Hal-hal lain yang dapat dianggap sebagai celah dalam buku ini adalah penggunaan istilah ‘orang miskin’ yang dilakukan secara terus-menerus memiliki kesan artifisial. Kalau pada bab pendahuluan sudah disebutkan bahwa Kampung Kunden adalah kampung orang miskin dan yang dimaksud dengan orang miskin di sini diartikan sebagai kelompok sosial, maka penggunaan istilah ‘orang miskin’ tidak perlu secara terus-menerus dipaksanakan. Penggunaan istilah ini secara terus-menerus selain membosankan, juga pada hal-hal tertentu tidak selaras dengan konteks pembicaraan.

Pada bab 3 telah terjadi kerancuan antara judul bab pada lembar tersendiri yang bergambar lelaki tua (pengemis?) dengan judul bab pada lembaran berikutnya.
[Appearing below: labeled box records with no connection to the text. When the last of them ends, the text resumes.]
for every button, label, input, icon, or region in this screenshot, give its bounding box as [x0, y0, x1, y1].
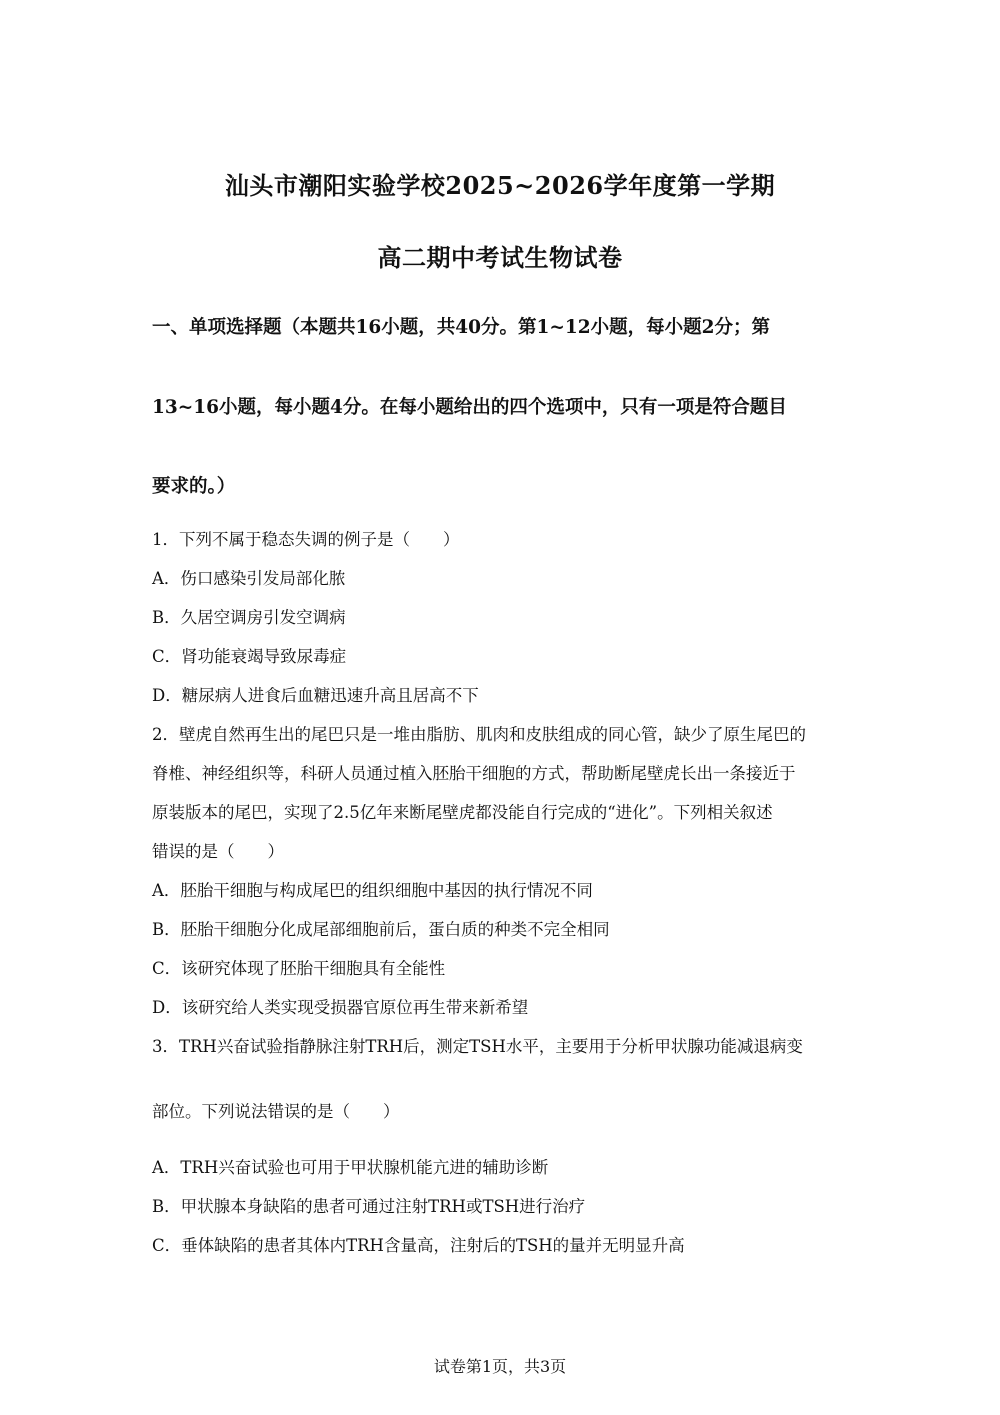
exam-title-line2: 高二期中考试生物试卷: [377, 243, 623, 272]
question-2-stem-line1: 2．壁虎自然再生出的尾巴只是一堆由脂肪、肌肉和皮肤组成的同心管，缺少了原生尾巴的: [152, 725, 806, 744]
exam-title-line1: 汕头市潮阳实验学校2025~2026学年度第一学期: [224, 171, 776, 200]
section-heading-line2: 13~16小题，每小题4分。在每小题给出的四个选项中，只有一项是符合题目: [152, 397, 787, 418]
question-2-stem-line3: 原装版本的尾巴，实现了2.5亿年来断尾壁虎都没能自行完成的“进化”。下列相关叙述: [152, 803, 773, 822]
section-heading-line1: 一、单项选择题（本题共16小题，共40分。第1~12小题，每小题2分；第: [152, 317, 770, 338]
question-3-option-a: A．TRH兴奋试验也可用于甲状腺机能亢进的辅助诊断: [152, 1158, 549, 1177]
question-3-option-c: C．垂体缺陷的患者其体内TRH含量高，注射后的TSH的量并无明显升高: [152, 1236, 685, 1255]
question-3-option-b: B．甲状腺本身缺陷的患者可通过注射TRH或TSH进行治疗: [152, 1197, 586, 1216]
question-2-option-b: B．胚胎干细胞分化成尾部细胞前后，蛋白质的种类不完全相同: [152, 920, 610, 939]
question-3-stem-line2: 部位。下列说法错误的是（ ）: [152, 1102, 400, 1121]
question-1-stem: 1．下列不属于稳态失调的例子是（ ）: [152, 530, 460, 549]
question-2-option-a: A．胚胎干细胞与构成尾巴的组织细胞中基因的执行情况不同: [152, 881, 593, 900]
question-1-option-b: B．久居空调房引发空调病: [152, 608, 346, 627]
section-heading-line3: 要求的。）: [152, 476, 236, 497]
question-1-option-a: A．伤口感染引发局部化脓: [152, 569, 346, 588]
question-2-stem-line4: 错误的是（ ）: [152, 842, 284, 861]
question-3-stem-line1: 3．TRH兴奋试验指静脉注射TRH后，测定TSH水平，主要用于分析甲状腺功能减退病变: [152, 1037, 803, 1056]
page-footer: 试卷第1页，共3页: [433, 1357, 567, 1376]
question-2-option-d: D．该研究给人类实现受损器官原位再生带来新希望: [152, 998, 529, 1017]
question-1-option-d: D．糖尿病人进食后血糖迅速升高且居高不下: [152, 686, 479, 705]
question-2-stem-line2: 脊椎、神经组织等，科研人员通过植入胚胎干细胞的方式，帮助断尾壁虎长出一条接近于: [152, 764, 796, 783]
question-2-option-c: C．该研究体现了胚胎干细胞具有全能性: [152, 959, 446, 978]
question-1-option-c: C．肾功能衰竭导致尿毒症: [152, 647, 347, 666]
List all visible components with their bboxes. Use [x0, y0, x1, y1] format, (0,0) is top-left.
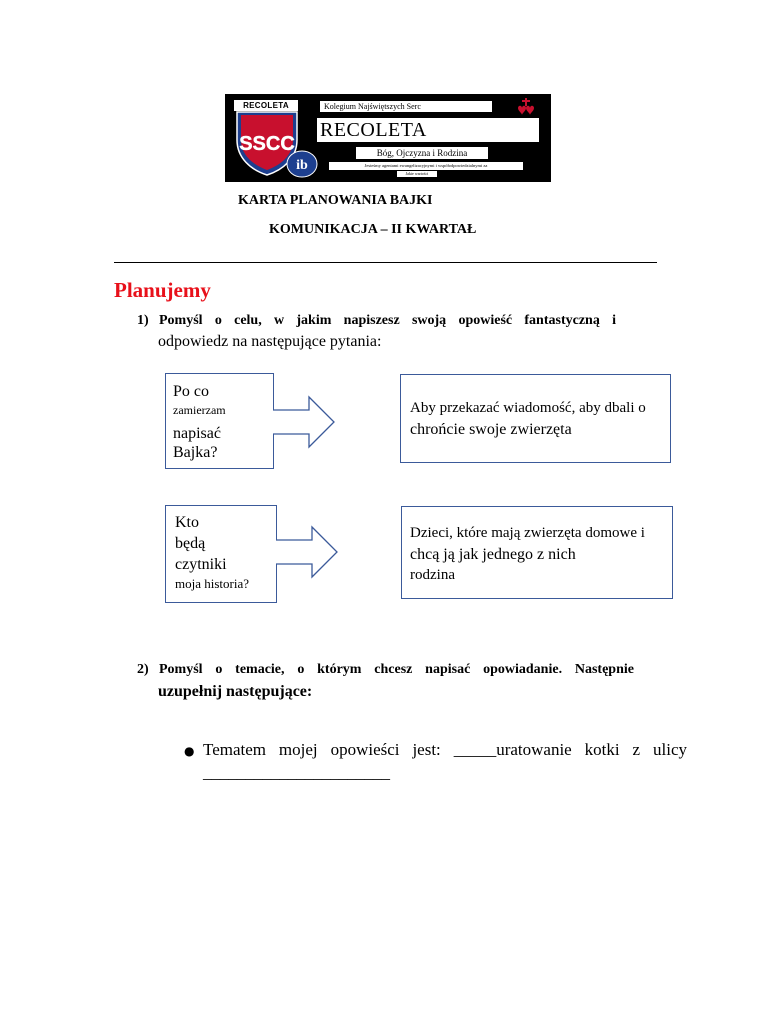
brand-name: RECOLETA: [317, 118, 539, 142]
school-motto: Bóg, Ojczyzna i Rodzina: [356, 147, 488, 159]
ib-logo: [285, 150, 319, 178]
school-tagline-2: Jakie wartości: [397, 171, 437, 177]
school-name: Kolegium Najświętszych Serc: [320, 101, 492, 112]
purpose-question-line4: Bajka?: [173, 444, 218, 461]
purpose-question-line2: zamierzam: [173, 403, 226, 417]
audience-question-line1: Kto: [175, 514, 199, 531]
audience-answer-line2: chcą ją jak jednego z nich: [410, 546, 576, 563]
question-1-line2: odpowiedz na następujące pytania:: [158, 333, 382, 350]
divider-line: [114, 262, 657, 263]
shield-text: SSCC: [239, 133, 295, 155]
question-1-line1: Pomyśl o celu, w jakim napiszesz swoją opowieść fantastyczną i: [159, 313, 616, 328]
question-2-line1: Pomyśl o temacie, o którym chcesz napisać opowiadanie. Następnie: [159, 662, 634, 677]
purpose-answer-line1: Aby przekazać wiadomość, aby dbali o: [410, 400, 646, 416]
purpose-question-line3: napisać: [173, 425, 221, 442]
school-tagline: Jesteśmy agentami ewangelizacyjnymi i współodpowiedzialnymi za: [329, 162, 523, 170]
page-subtitle: KOMUNIKACJA – II KWARTAŁ: [269, 222, 477, 237]
purpose-answer-box: [400, 374, 671, 463]
audience-question-line3: czytniki: [175, 556, 227, 573]
purpose-question-line1: Po co: [173, 383, 209, 400]
school-header-banner: [225, 94, 551, 182]
audience-answer-line3: rodzina: [410, 567, 455, 583]
logo-label: RECOLETA: [234, 100, 298, 111]
question-1-number: 1): [137, 313, 149, 328]
audience-question-line4: moja historia?: [175, 576, 250, 591]
question-2-line2: uzupełnij następujące:: [158, 683, 313, 700]
topic-answer-line1: Tematem mojej opowieści jest: _____uratowanie kotki z ulicy: [203, 740, 687, 759]
bullet-icon: ●: [184, 744, 195, 758]
question-2-number: 2): [137, 662, 149, 677]
audience-answer-line1: Dzieci, które mają zwierzęta domowe i: [410, 525, 645, 541]
arrow-right-icon: [276, 526, 338, 578]
section-heading: Planujemy: [114, 278, 211, 302]
hearts-cross-icon: [513, 98, 539, 118]
topic-answer-line2: ______________________: [203, 763, 390, 782]
audience-question-line2: będą: [175, 535, 206, 552]
ib-logo-text: ib: [296, 158, 308, 173]
page-title: KARTA PLANOWANIA BAJKI: [238, 193, 433, 208]
arrow-right-icon: [273, 396, 335, 448]
purpose-answer-line2: chrońcie swoje zwierzęta: [410, 421, 572, 438]
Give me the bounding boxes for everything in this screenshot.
Pada lembaran tersendiri (hal. 93), judul bab adalah Antara “Seni Kasar” dan “Seni Halus”. Namun pada lembaran berikutnya (hal. 95) judul bab adalah “Seni Kasar” dan “Seni Populer”. Hal ini menunjukkan Tjetjep kurang teliti dalam membuat judul bab. terlebih lagi tanpa adanya uraian pembahasan pada bab-bab sebelumnya, pada bab penutup dilakukan penyimpulan bahwa keberadaan “seni alus” di Kampung Kunden sebagai ajang kajian tidak semenarik “seni kasar”. Darimana Tjetjep bisa mengambil kesimpulan demikian? Selain itu penyimpulan bahwa keberadaan “seni alus” di Kampung Kunden sebagai ajang kajian tidak semenarik “seni kasar” membuktikan Tjetjep dalam penelitiannya lebih didasarkan pada selera pribadi dibanding dengan mengamati fakta-fakta yang terjadi di lapangan.

Di samping beberapa hal sebagaimana tersebut di atas, buku yang disusun oleh Tjetjep ini tidak koheren. Ini tercermin pada uraian-uraian di dalamnya yang tidak terkait secara langsung dengan fokus permasalahan yang dibahas. Namun demikian, apapun adanya buku ini tetap memiliki makna yang cukup penting bagi pengembangan pengetahuan tentang kesenian. Terlebih lagi buku ini diterbitkan saat bidang kesenian mulai dilihat sebagai obyek kajian yang menarik dalam dunia ilmu pengetahuan.

E. Kesimpulan
Dengan membaca keseluruhan isi buku Ekspresi Seni Orang Miskin yang disusun oleh Tjetjep Rohendi Rohidi maka dapat disimpulkan bahwa kesenian kemiskinan merupakan fakta empirik yang terjadi di tengah-tengah kehidupan kita. Kesenian kemiskinan tidak lain adalah kesenian yang menjadi media ekspresi estetis bagi orang-orang miskin. Masyarakat Kampung Kunden yang hidup dalam himpitan kemiskinan ternyata tidak lepas dari berbagai aktivitas yang melibatkan tindakan estetik di dalamnya. Ini semakin membuktikan bahwa kesenian memiliki sifat yang universal. Pemenuhan kebutuhan estetis bukan hanya hak masyarakat yang berkecukupan harta benda saja. Tindakan-tindakan estetis dapat hadir kapan saja dan bagi siapa saja sebagai salah satu kebutuhan dasar di luar papan, pangan dan sandang.

Beberapa hal yang dapat dianggap sebagai kekurangan dalam buku ini adalah masih minimnya analisis berkaitan dengan fokus masalah yang menjadi topik bahasan. Di sisi lain, penuangan data masih tampak kurang koheren serta masih dijumpai banyak celah yang perlu dilakukan perbaikan.
***

DAFTAR PUSTAKA

Budhisantoso, 1994, “Kesenian dan Kebudayaan”, dalam buletin Wiled, Surakarta: STSI Press.

Heddy Shri Ahimsa-Putra (ed)., 2000, Ketika Orang Jawa Nyeni, Pengantar Sjafri Sairin, Yogyakarta: Galang Press.

Tjetjep Rohendi Rohidi, 2000, Ekspresi Seni Orang Miskin, Adaptasi Simbolik Terhadap Kemiskinan, Pengantar Prof. Dr. S. Budhisantoso, Bandung: Yayasan Nuansa Cendekia bekerjasama dengan Yayasan Adikarya IKAPI dan The Ford Foundation.